ISIS-linked trials, under the country’s terrorism laws, have been taking place in mobile courts around Mosul and at the country’s central criminal court.

Iraq executed 42 men convicted of links to ISIS and al-Qaeda in a single day last month, according to the UN.

But rights groups like Amnesty International have voiced concerns over the potential for unfair trials, saying that Iraq’s criminal justice system is “deeply flawed.”

In 2005, Wiley was one of the US-appointed advisers to the Iraqi High Tribunal, set up to try Saddam Hussein and his regime. The trial was marred by political interference from the Shiite-dominated government, according to Wiley, who believes it missed a chance to contribute to national reconciliation.

Wiley says Iraq should make a clear distinction between ISIS members and the Sunni Arab tribesmen who fought alongside ISIS in 2014 because they felt marginalized and discriminated against by the government.

Failure to do so could contribute to the emergence of another ISIS-type group that exploits sectarian divisions in Iraq, he warns.

“There is a danger … that if prosecutions are focused only on the murders of Shia, Yazidi, Christians and so forth, we are going to … reinforce the sectarian narrative that has been so damaging to Iraq since 2003.”

CIJA has also been investigating alleged war crimes in Syria, where the team has built several cases against members of the Assad regime.

The Syrian regime has consistently denied allegations it has carried out war crimes, such as chemical weapons attacks, against its own people. Bashar al-Assad’s government says it has been fighting “terrorists” in the country since 2011.

Its work in Syria continues, funded by international donors. But Wiley says progress in Iraq is under threat if western donors are unwilling to add to the $7 million already spent there.

“It’s up to them if we carry on in Iraq,” he said. “The Iraqis cannot do it on their own … for various reasons.” Any involvement by the UN, he says, “would be a very positive development.”

What is justice?

Justice, Shaima says, is a “difficult concept” and something she frequently finds herself trying to explain to the victims of ISIS’ horrors.

She tells them it is about making sure perpetrators are not allowed to get away with the atrocities ISIS has committed, and sending a message to those thinking of joining the group.

Nadia has a simpler view of what justice is about for her: “Killing them all.

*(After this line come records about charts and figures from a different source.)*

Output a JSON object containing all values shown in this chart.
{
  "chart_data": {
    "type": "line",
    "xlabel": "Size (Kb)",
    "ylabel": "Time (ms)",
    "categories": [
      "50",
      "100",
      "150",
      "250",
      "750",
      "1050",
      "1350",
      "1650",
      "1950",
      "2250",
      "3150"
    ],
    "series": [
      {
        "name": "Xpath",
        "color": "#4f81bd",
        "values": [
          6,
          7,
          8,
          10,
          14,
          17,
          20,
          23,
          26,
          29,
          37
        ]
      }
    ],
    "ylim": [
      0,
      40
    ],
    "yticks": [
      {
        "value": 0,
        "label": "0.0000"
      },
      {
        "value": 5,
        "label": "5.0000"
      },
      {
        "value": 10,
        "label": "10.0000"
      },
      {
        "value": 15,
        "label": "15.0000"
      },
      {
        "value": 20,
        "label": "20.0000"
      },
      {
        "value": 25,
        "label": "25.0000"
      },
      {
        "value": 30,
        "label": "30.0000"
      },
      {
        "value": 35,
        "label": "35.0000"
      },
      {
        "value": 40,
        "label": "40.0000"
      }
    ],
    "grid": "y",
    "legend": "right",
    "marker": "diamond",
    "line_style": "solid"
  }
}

It’s best,” she says, her voice soft and childlike. “Why keep them alive? If they are captured, they will not be honest about what they did.”

As for her own future, Nadia has an idea how she wants to pass the rest of her days. She may not be able to remember how many younger siblings she has, or their names and ages, but she wants to spend her time keeping them safe.

Asked if she wants to have a family of her own someday, she says simply: “Why, after all that I have been through?”